Some, like “Electrons are smaller than atoms—true or false” were relatively easy: even an individual whose score placed him or her at the mean comprehension level, would have had about a 70% chance of getting that one right.
Other questions were harder: “Which gas makes up most of the Earth’s atmosphere? Hydrogen, Nitrogen, Carbon Dioxide, Oxygen?” Someone of mean science comprehension would have only about a 25% chance of getting that one.
If one looks at the item-response profile for “Human beings, as we know them today, developed from earlier species of animals—true or false?,” an item from the NSF’s Science Indicators battery, we see that it’s difficult to characterize it as either hard or difficult. At the mean level of science comprehension, there is about a 55% chance that someone with an average level of science comprehension will get this one correct. But the probability of getting it right isn’t much different from that for respondents whose science comprehension levels are significantly lower or significantly higher than average.

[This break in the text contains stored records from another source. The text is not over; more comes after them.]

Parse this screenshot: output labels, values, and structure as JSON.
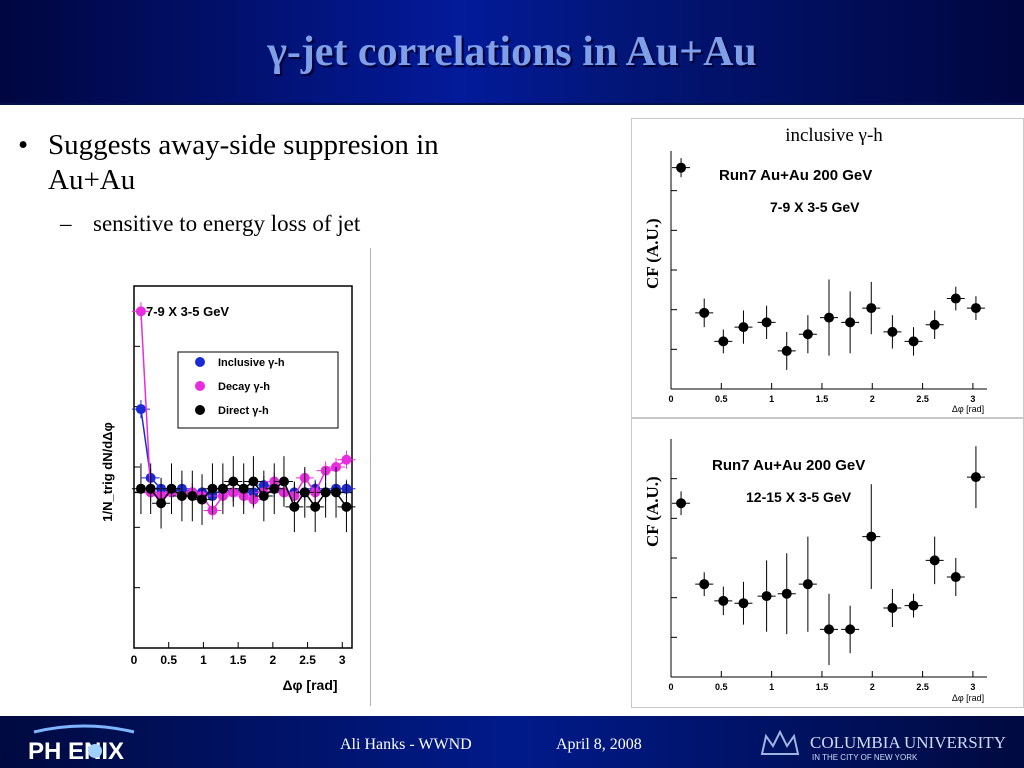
{
  "slide": {
    "title": "γ-jet correlations in Au+Au",
    "bullet_main": "Suggests away-side suppresion in Au+Au",
    "bullet_sub": "sensitive to energy loss of jet",
    "bullet_glyph": "•",
    "sub_glyph": "–"
  },
  "footer": {
    "logo_text": "PH  ENIX",
    "author": "Ali Hanks - WWND",
    "date": "April 8, 2008",
    "university": "COLUMBIA UNIVERSITY",
    "university_sub": "IN THE CITY OF NEW YORK"
  },
  "colors": {
    "title": "#7f9fe8",
    "inclusive": "#1a2bd6",
    "decay": "#e82ce0",
    "direct": "#000000"
  },
  "chart_data": [
    {
      "type": "scatter",
      "title": "7-9 X 3-5 GeV",
      "xlabel": "Δφ [rad]",
      "ylabel": "1/N_trig dN/dΔφ",
      "xlim": [
        0,
        3.14
      ],
      "ylim": [
        0,
        1
      ],
      "x_ticks": [
        "0",
        "0.5",
        "1",
        "1.5",
        "2",
        "2.5",
        "3"
      ],
      "legend_position": "top-right",
      "series": [
        {
          "name": "Inclusive γ-h",
          "x": [
            0.1,
            0.24,
            0.39,
            0.54,
            0.69,
            0.84,
            0.98,
            1.13,
            1.28,
            1.43,
            1.58,
            1.72,
            1.87,
            2.02,
            2.16,
            2.31,
            2.46,
            2.61,
            2.76,
            2.91,
            3.06
          ],
          "y": [
            0.66,
            0.47,
            0.44,
            0.43,
            0.44,
            0.43,
            0.43,
            0.42,
            0.44,
            0.43,
            0.44,
            0.43,
            0.45,
            0.44,
            0.43,
            0.43,
            0.43,
            0.44,
            0.43,
            0.44,
            0.44
          ]
        },
        {
          "name": "Decay γ-h",
          "x": [
            0.1,
            0.24,
            0.39,
            0.54,
            0.69,
            0.84,
            0.98,
            1.13,
            1.28,
            1.43,
            1.58,
            1.72,
            1.87,
            2.02,
            2.16,
            2.31,
            2.46,
            2.61,
            2.76,
            2.91,
            3.06
          ],
          "y": [
            0.93,
            0.43,
            0.42,
            0.43,
            0.42,
            0.43,
            0.42,
            0.38,
            0.42,
            0.43,
            0.42,
            0.41,
            0.43,
            0.46,
            0.43,
            0.42,
            0.47,
            0.43,
            0.49,
            0.5,
            0.52
          ]
        },
        {
          "name": "Direct γ-h",
          "x": [
            0.1,
            0.24,
            0.39,
            0.54,
            0.69,
            0.84,
            0.98,
            1.13,
            1.28,
            1.43,
            1.58,
            1.72,
            1.87,
            2.02,
            2.16,
            2.31,
            2.46,
            2.61,
            2.76,
            2.91,
            3.06
          ],
          "y": [
            0.44,
            0.44,
            0.4,
            0.44,
            0.42,
            0.42,
            0.41,
            0.44,
            0.44,
            0.46,
            0.44,
            0.46,
            0.42,
            0.44,
            0.46,
            0.39,
            0.43,
            0.39,
            0.43,
            0.43,
            0.39
          ]
        }
      ]
    },
    {
      "type": "scatter",
      "title": "inclusive γ-h",
      "annotation1": "Run7 Au+Au 200 GeV",
      "annotation2": "7-9 X 3-5 GeV",
      "xlabel": "Δφ [rad]",
      "ylabel": "CF (A.U.)",
      "xlim": [
        0,
        3.14
      ],
      "ylim": [
        0,
        1
      ],
      "x_ticks": [
        "0",
        "0.5",
        "1",
        "1.5",
        "2",
        "2.5",
        "3"
      ],
      "series": [
        {
          "x": [
            0.1,
            0.33,
            0.52,
            0.72,
            0.95,
            1.15,
            1.36,
            1.57,
            1.78,
            1.99,
            2.2,
            2.41,
            2.62,
            2.83,
            3.03
          ],
          "y": [
            0.93,
            0.32,
            0.2,
            0.26,
            0.28,
            0.16,
            0.23,
            0.3,
            0.28,
            0.34,
            0.24,
            0.2,
            0.27,
            0.38,
            0.34
          ],
          "err": [
            0.04,
            0.06,
            0.05,
            0.07,
            0.07,
            0.08,
            0.08,
            0.16,
            0.13,
            0.11,
            0.07,
            0.06,
            0.06,
            0.05,
            0.05
          ]
        }
      ]
    },
    {
      "type": "scatter",
      "annotation1": "Run7 Au+Au 200 GeV",
      "annotation2": "12-15 X 3-5 GeV",
      "xlabel": "Δφ [rad]",
      "ylabel": "CF (A.U.)",
      "xlim": [
        0,
        3.14
      ],
      "ylim": [
        0,
        1
      ],
      "x_ticks": [
        "0",
        "0.5",
        "1",
        "1.5",
        "2",
        "2.5",
        "3"
      ],
      "series": [
        {
          "x": [
            0.1,
            0.33,
            0.52,
            0.72,
            0.95,
            1.15,
            1.36,
            1.57,
            1.78,
            1.99,
            2.2,
            2.41,
            2.62,
            2.83,
            3.03
          ],
          "y": [
            0.73,
            0.39,
            0.32,
            0.31,
            0.34,
            0.35,
            0.39,
            0.2,
            0.2,
            0.59,
            0.29,
            0.3,
            0.49,
            0.42,
            0.84
          ],
          "err": [
            0.05,
            0.05,
            0.06,
            0.09,
            0.15,
            0.17,
            0.2,
            0.15,
            0.1,
            0.22,
            0.08,
            0.05,
            0.1,
            0.08,
            0.13
          ]
        }
      ]
    }
  ]
}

The reason is that the NSF Indicator Evolution item isn’t a valid measure of science comprehension for a general-population sample of test takers.
Its item-response profile looks sort of like what one might expect of a valid measure when we examine the answers of those members of the population who are below average in religiosity (as measured by frequency of prayer, frequency of church attendance, and self-reported importance of religion): that is, the likelihood of getting it right slopes upward as science comprehension goes up.